Humid, the air outside the theater was tight as a starvation-shrunk body, heavy as salt-drunk skin after a swim. In my mind's eye, Sartre said imagination is the mind's magical transformation of the world to relegate everything to intentions, I saw a power pole catching the forked brilliance of a lightning, sparks flying off the wires to usher in an electric-winged tomorrow. I thought I heard thunders, deep in the bones loud as breaking metal in the undated darkness. I got on the subway, the door closed to let the last of the voice and guitar from the two black bluesmen playing at the station run its course inside the train. Behind a woman and her handful of tireless flyers I saw a girl who looked like Marie when I first met her outside the bus station, her hazel eyes the midnight Rhine after the boats had docked, a wave of bashful awareness of her unchallenged beauty across her face, all 17 years in a water-dynamic poise ready for news of the future years to turn on the kitchen light.

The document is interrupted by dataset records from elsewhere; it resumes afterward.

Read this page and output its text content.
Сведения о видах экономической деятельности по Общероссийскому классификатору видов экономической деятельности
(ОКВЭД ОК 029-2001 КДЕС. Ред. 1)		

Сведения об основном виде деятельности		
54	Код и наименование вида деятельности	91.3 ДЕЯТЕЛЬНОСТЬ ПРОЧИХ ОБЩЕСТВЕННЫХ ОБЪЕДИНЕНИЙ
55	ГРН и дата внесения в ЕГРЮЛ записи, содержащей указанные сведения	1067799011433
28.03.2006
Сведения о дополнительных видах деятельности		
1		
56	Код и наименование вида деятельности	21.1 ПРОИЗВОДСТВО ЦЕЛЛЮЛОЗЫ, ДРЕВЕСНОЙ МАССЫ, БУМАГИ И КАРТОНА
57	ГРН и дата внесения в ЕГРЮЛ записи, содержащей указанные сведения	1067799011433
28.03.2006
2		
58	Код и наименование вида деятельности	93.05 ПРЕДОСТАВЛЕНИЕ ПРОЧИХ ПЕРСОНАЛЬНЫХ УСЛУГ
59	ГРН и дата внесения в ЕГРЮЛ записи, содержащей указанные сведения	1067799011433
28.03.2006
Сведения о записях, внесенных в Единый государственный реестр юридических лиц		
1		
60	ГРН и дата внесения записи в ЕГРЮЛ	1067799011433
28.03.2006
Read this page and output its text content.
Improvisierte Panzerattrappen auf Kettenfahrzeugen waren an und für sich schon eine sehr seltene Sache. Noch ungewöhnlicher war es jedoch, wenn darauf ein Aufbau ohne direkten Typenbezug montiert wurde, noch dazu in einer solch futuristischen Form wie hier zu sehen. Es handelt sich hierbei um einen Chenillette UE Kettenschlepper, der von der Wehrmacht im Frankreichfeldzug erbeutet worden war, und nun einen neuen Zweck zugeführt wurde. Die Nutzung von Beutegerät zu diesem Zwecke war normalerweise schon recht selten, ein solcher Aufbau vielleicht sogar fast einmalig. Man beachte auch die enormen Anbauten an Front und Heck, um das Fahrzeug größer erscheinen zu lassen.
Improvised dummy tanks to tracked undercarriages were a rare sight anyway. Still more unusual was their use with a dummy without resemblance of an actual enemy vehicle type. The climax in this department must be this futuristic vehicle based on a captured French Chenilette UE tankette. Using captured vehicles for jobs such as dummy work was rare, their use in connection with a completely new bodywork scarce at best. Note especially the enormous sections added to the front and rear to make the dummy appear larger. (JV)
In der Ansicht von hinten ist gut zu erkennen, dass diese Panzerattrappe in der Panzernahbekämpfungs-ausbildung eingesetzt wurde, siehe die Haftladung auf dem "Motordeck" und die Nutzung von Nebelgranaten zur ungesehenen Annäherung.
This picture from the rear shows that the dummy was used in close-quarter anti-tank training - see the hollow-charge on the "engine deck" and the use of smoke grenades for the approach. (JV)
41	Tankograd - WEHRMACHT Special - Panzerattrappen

The girl on the subway had blue eyes, but the same ripple and quiet ache for the days of heat-oiled fields and blizzard. I wanted to tell her I am not sure where I am, where all of this is going, and words will never be enough. I wanted to hear her story: she may also be a writer, or just have a story to tell, and I wanted, through her eyes, to see the stirred sequins of motion (while mine were to close), the seething kindling of the pictures still locked on a roll of film, the zodiac phantoms of the constellations accompanying us from cradle to gravestone, when we unravel the distance from the backseat of a car, behind the plexiglas, one mile at a time, driver unseen, with just enough for a one-way fare, not remembering the way back to where it all started, the home of light's lone, unwritten origin.